The second case, <when test="//book[generate-id(.)=$id]">, is very similar. Only here, the apply template is called with a parameter named select. The select parameter is the node-set containing all element children of the current node with a name of either title or author.

The third case, <when test="self::text()">, only fires when the current node is a text node. Here <value-of select="."> instructs the processor to print the text value of the current node. Finally, in default, the apply template is called when none of the previous when clauses have executed.

The last template in the procedural stylesheet, apply, has an optional parameter select, which is passed as a node-set. If this parameter is missing, then every child of the current node is selected. The remainder of this function then iterates through the selected node-set, calling the dispatch template.

A comparison of the two stylesheets reveals that the first when clause described above corresponds directly to the first template of the original stylesheet. In a similar manner, the second when clause corresponds to the second template of the original stylesheet. The third when and the default otherwise clause are needed to emulate the built-in-rule required by the XSLT specification. A fully compliant emulation would also order the tests according to XSLT's priority rules.

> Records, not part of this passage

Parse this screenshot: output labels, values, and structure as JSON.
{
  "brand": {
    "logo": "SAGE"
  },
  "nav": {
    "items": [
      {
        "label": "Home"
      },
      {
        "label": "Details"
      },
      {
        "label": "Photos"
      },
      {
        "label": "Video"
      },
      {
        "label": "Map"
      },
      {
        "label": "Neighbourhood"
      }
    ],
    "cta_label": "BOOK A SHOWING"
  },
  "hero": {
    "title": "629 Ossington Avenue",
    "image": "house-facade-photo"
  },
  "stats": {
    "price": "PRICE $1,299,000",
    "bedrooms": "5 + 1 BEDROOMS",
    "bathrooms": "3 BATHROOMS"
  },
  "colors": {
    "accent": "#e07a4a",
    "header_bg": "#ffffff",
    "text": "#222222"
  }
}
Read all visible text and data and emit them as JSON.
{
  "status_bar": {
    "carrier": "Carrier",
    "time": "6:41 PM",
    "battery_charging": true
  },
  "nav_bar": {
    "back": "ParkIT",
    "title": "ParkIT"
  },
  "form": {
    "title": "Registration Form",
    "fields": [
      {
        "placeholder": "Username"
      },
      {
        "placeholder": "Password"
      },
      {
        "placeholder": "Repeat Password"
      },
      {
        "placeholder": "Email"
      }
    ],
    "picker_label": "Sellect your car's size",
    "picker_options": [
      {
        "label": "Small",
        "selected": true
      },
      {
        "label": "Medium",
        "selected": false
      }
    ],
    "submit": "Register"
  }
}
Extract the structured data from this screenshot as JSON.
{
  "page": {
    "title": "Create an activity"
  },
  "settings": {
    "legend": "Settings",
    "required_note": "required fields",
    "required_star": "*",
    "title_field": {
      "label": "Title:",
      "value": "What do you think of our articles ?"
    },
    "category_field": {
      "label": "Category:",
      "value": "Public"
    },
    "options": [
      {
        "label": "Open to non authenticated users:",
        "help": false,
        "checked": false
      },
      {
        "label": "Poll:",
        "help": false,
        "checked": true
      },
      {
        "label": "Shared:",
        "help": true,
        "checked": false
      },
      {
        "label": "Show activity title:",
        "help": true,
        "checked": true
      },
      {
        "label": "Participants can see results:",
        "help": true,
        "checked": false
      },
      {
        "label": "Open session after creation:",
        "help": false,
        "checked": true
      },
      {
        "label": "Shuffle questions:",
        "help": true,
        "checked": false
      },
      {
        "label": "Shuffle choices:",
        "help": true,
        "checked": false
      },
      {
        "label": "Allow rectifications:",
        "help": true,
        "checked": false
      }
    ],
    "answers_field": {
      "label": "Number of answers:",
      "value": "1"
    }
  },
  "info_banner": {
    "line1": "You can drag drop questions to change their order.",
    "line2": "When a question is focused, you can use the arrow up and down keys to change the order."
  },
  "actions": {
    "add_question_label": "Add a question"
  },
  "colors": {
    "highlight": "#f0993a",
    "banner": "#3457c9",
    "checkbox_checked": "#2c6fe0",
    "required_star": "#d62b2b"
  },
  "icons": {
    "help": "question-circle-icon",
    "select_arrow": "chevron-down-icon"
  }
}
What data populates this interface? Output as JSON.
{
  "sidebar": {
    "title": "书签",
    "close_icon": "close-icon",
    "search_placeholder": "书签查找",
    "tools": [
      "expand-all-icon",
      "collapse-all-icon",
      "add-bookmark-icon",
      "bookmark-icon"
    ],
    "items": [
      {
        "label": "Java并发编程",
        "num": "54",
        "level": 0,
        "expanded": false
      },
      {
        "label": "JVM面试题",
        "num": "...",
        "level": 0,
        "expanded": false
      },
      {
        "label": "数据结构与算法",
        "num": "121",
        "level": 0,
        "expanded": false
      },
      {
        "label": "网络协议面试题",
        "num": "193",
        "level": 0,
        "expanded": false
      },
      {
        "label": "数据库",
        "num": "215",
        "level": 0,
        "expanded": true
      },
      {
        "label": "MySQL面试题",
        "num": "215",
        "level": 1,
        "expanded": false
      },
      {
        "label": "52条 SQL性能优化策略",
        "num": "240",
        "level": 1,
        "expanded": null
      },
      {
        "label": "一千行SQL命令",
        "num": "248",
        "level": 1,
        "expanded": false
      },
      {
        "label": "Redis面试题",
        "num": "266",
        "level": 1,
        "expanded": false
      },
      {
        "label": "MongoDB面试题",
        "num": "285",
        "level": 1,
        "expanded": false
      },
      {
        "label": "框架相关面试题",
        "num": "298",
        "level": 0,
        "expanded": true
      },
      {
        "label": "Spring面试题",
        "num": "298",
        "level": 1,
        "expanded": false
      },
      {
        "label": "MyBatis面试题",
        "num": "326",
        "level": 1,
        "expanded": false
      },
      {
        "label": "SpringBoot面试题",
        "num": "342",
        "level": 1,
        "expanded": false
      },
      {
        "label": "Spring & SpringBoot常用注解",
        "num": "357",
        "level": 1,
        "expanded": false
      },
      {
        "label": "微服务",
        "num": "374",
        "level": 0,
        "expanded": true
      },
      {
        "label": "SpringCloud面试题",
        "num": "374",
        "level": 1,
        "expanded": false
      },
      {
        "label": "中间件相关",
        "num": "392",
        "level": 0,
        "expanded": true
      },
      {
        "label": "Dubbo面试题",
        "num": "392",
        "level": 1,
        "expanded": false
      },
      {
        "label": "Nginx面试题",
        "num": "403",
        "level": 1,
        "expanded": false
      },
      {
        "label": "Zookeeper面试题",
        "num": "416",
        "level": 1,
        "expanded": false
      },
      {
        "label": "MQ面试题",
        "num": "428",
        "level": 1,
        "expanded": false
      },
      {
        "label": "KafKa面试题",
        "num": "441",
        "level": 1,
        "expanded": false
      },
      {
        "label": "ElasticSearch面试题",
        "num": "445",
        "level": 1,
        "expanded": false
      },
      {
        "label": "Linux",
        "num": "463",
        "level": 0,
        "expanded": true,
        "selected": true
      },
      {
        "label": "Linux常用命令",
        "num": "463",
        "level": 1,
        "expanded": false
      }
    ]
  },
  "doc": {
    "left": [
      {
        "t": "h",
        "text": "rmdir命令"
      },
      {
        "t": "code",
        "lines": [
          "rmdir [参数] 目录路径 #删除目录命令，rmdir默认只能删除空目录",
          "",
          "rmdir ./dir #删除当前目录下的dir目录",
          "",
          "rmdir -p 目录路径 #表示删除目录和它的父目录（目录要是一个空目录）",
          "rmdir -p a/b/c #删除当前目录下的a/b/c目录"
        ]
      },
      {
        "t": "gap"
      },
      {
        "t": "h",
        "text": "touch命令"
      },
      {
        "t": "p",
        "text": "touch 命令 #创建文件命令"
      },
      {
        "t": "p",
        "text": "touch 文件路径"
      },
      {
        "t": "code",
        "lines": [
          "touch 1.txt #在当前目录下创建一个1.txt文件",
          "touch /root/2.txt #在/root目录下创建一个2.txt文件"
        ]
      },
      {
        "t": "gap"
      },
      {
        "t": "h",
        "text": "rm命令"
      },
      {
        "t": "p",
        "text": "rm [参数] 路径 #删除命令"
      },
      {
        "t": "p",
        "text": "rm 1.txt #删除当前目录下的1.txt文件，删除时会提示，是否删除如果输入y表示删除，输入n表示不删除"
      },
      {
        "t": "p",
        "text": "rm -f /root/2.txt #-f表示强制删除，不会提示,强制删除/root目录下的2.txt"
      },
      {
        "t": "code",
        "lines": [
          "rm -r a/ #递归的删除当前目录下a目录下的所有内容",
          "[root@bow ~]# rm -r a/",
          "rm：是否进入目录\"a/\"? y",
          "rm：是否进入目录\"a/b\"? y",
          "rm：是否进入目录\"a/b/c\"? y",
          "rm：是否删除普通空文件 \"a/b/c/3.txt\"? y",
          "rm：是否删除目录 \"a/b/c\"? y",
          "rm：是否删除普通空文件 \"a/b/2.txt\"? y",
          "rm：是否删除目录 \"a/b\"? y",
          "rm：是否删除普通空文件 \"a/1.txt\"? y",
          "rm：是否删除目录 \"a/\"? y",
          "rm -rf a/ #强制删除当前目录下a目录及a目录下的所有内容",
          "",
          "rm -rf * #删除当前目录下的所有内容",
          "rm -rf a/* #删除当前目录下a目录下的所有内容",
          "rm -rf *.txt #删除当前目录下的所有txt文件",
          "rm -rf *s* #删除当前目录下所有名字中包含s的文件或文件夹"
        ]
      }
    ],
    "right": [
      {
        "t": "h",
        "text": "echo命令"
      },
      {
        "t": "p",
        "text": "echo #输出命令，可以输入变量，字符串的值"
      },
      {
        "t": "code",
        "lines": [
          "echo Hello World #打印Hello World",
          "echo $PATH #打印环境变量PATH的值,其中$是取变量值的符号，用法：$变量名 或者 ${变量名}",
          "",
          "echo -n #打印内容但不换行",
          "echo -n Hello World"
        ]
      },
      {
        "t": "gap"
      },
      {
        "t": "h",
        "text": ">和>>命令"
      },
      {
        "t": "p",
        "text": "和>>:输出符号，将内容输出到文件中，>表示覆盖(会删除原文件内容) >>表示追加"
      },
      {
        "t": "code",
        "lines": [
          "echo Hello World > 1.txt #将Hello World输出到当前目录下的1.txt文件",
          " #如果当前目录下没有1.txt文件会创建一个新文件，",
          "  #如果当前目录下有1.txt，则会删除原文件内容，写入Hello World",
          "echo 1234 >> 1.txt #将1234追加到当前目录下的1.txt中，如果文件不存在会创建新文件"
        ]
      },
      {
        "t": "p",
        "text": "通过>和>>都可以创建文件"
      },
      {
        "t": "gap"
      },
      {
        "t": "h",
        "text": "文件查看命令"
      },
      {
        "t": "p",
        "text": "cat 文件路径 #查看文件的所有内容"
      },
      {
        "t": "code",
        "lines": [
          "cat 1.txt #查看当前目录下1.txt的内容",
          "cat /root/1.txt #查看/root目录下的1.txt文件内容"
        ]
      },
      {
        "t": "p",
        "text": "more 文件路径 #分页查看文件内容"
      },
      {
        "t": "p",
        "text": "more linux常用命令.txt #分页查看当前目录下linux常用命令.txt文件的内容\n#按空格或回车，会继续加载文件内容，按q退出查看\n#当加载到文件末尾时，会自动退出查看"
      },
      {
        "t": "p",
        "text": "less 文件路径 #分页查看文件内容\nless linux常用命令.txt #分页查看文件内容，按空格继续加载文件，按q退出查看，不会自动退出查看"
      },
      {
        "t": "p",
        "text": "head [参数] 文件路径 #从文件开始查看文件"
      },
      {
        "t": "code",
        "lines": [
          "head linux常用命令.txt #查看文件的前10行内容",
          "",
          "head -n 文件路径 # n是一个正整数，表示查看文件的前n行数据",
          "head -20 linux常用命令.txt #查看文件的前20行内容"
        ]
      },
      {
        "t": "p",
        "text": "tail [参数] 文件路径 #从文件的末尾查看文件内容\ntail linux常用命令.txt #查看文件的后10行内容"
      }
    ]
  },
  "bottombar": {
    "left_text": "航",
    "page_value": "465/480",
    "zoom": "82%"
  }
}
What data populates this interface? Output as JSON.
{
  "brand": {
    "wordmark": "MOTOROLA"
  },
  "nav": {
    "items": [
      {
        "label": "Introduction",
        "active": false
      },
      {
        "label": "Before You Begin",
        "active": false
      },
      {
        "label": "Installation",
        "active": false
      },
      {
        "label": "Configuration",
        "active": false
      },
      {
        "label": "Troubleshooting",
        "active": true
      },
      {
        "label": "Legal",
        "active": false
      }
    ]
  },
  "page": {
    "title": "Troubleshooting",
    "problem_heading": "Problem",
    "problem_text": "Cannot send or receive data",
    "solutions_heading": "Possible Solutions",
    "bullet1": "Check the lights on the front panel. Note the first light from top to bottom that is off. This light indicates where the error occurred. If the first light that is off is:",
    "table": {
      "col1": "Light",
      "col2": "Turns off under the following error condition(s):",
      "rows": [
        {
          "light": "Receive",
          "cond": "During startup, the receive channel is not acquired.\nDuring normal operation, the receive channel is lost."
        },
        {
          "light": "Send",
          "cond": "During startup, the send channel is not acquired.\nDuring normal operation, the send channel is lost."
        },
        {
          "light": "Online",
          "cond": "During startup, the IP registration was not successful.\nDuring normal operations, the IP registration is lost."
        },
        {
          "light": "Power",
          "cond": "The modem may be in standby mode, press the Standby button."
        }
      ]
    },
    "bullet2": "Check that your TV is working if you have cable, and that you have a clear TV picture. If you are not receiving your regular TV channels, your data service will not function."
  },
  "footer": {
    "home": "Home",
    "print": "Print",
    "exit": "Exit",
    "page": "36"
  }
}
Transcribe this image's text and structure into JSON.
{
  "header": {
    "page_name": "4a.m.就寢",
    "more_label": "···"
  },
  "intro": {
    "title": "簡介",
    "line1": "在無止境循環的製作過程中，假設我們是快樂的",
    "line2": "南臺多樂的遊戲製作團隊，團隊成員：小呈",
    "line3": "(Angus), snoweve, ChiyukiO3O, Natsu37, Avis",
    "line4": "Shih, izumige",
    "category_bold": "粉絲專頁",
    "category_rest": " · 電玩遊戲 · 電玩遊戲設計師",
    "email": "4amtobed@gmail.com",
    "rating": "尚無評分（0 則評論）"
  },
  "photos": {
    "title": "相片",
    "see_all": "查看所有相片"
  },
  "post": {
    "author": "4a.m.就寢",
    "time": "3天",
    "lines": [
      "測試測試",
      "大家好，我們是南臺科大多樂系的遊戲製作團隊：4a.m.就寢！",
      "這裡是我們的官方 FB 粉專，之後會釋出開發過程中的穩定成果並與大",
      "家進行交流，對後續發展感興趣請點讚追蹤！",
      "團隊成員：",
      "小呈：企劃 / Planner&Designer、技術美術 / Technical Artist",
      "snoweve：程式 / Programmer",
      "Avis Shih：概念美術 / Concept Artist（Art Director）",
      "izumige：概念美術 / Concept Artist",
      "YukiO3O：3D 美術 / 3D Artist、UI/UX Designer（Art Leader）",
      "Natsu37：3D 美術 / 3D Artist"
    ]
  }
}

As you can see with this emulation, a good amount of code is built into the XSLT processor. Specifically, functionality similar to the apply template, a default entry point, and a mechanism similar to the dispatch template are included. Furthermore, the complexity of this dispatch mechanism increases when the import statement and mode attribute are considered. The administration of these and other details is handled by the XSLT processor, allowing succinct stylesheets like the first one presented.

Examination of this procedural stylesheet also clarifies the complementary roles played by select and match expressions. The select expression chooses which nodes to visit, and, for each node, the match expressions designate which template to execute. This allows an ordered set to be selected as a whole, yet each node in the set to be treated individually. This decoupling of roles is elegantly managed by the XSLT processor and invoked by apply-template/select and template/match.

The decoupling of select and match also allows a processor to pre-compute the match expressions up-front. For example, given an in-memory node-based implementation, an additional pointer could be added to each node. After the tree is loaded and before processing commences, the processor could visit each node in the tree, filling in a pointer to the template which best matches the node according to the priority rules. Then, while iterating through a selected node-set, the template to dispatch is immediately available without further computation.

XSLT's template mechanism may not be the best solution to every transformation requirement; however, when the inputs have varying structure such that relative order among nodes with different matching criteria is important, its template dispatch approach is a clear winner.